Ruth Ashbee
E. Coli and Quality First Teaching
There has been an outbreak of the E. coli bacterium at the Bella Sophia restaurant.
The local hospital has reported that patients being treated for the bug fall into two “key groups”: babies and the elderly.
Public health officials have called for the restaurant to improve on this situation. The restaurant owners are considering a few options. One is to collect data when orders are taken and to cook the food for twice as long as normal for those customers who are over the age of 65. Another strategy is preparing food for babies using specially sterilised utensils.
Wait, what? This would be crazy. But I think this is what we often do when we look at closing the gap for underachieving groups in our classrooms.
I’m not going to get into interpreting noise as signal, that’s been done exquisitely elsewhere. I’ll assume we’ve got a group, such as boys, that is significantly over-represented in poor attainment and that that representation is not mirrored in, say their CAT scores. In other words, it looks like they are under-achieving.
Too many schools rush to cater better for these boys, by using STRATEGIES. Planning lots of shorter activities, building matey relationships and making the lessons about football are all strategies I’ve heard. What’s wrong with these interventions isn’t just that they’re “dumbing down” and perpetuating that “soft bigotry of low expectations” – although lots of them are those things. The most fundamental problem is that they are tinkering at the edges of something that is much much bigger. They are like spraying highchairs with Dettol in the Bella Sophia restaurant.

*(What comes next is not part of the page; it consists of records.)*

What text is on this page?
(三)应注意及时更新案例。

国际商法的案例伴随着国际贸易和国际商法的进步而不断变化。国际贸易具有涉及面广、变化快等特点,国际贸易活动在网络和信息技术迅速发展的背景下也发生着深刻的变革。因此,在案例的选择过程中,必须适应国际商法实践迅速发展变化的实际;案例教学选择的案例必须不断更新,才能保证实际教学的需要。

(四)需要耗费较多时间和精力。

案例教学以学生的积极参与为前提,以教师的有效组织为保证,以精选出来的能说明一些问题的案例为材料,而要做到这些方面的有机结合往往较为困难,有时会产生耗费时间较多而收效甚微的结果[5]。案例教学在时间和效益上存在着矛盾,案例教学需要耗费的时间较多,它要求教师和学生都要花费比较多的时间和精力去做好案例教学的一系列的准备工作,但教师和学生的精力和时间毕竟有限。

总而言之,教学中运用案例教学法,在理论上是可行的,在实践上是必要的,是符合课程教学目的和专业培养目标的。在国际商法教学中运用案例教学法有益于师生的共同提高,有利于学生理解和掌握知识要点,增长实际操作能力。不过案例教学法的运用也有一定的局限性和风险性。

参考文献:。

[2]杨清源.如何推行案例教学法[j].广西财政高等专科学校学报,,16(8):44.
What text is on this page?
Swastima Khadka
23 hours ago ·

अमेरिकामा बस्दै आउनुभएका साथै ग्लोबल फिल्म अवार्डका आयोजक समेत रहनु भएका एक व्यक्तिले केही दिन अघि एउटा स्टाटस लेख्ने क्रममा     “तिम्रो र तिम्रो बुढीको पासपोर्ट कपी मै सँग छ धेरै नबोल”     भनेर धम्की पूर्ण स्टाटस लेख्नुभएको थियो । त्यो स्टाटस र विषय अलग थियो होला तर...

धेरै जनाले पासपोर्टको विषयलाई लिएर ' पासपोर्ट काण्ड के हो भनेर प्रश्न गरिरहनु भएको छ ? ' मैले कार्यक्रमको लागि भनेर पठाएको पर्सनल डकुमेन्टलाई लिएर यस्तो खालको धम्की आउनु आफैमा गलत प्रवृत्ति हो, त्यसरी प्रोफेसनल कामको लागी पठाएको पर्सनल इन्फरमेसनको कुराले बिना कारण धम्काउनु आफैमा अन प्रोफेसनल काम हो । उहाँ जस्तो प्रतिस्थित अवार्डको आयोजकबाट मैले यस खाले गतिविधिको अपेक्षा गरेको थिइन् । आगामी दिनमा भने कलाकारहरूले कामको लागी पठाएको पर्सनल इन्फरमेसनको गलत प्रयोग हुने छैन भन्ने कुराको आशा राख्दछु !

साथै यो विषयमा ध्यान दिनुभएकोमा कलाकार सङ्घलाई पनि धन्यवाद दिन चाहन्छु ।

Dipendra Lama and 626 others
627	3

What the restaurant needs to do of course is sort out the hygiene in its whole operation. It doesn’t need to change what it does for the key groups. It needs to change what it is doing at its core. Elderly people and babies aren’t getting ill because the restaurant isn’t catering properly for their unique needs. They’re getting ill because they are more susceptible to the problem to which everyone is being exposed: the E. coli.
“Quality First Teaching” is an abomination of a term in my opinion. It doesn’t even make any sense really. Yet it is an incredibly important concept. At my school, we use QFT as our first intervention. If a lesson isn’t bang on, some students will make up for that deficit, through prior knowledge, independent study, or some other means. But some other students won’t. Often the students who won’t, fall more than proportionately in one group, like boys, or disadvantaged, or whatever. At my school, we don’t go fiddling round with the delivery of our subject to make it somehow match the interests of a pupil premium child. (What?) We make sure that first, our teaching is of great quality. We don’t allow low-level disruption. It’s the enemy of great education and when it is allowed, some groups can be more vulnerable to it. We explicitly teach the foundational knowledge needed in our subjects because if we don’t, some groups will not be as well equipped to compensate. We get our curriculum and our classroom culture right because if it’s wrong then that will disadvantage students who can’t patch up the holes themselves.
So if you’re looking at key groups, to close the gap, diminish the difference and all the rest of it, that’s my recommendation: Look for Quality Teaching, First.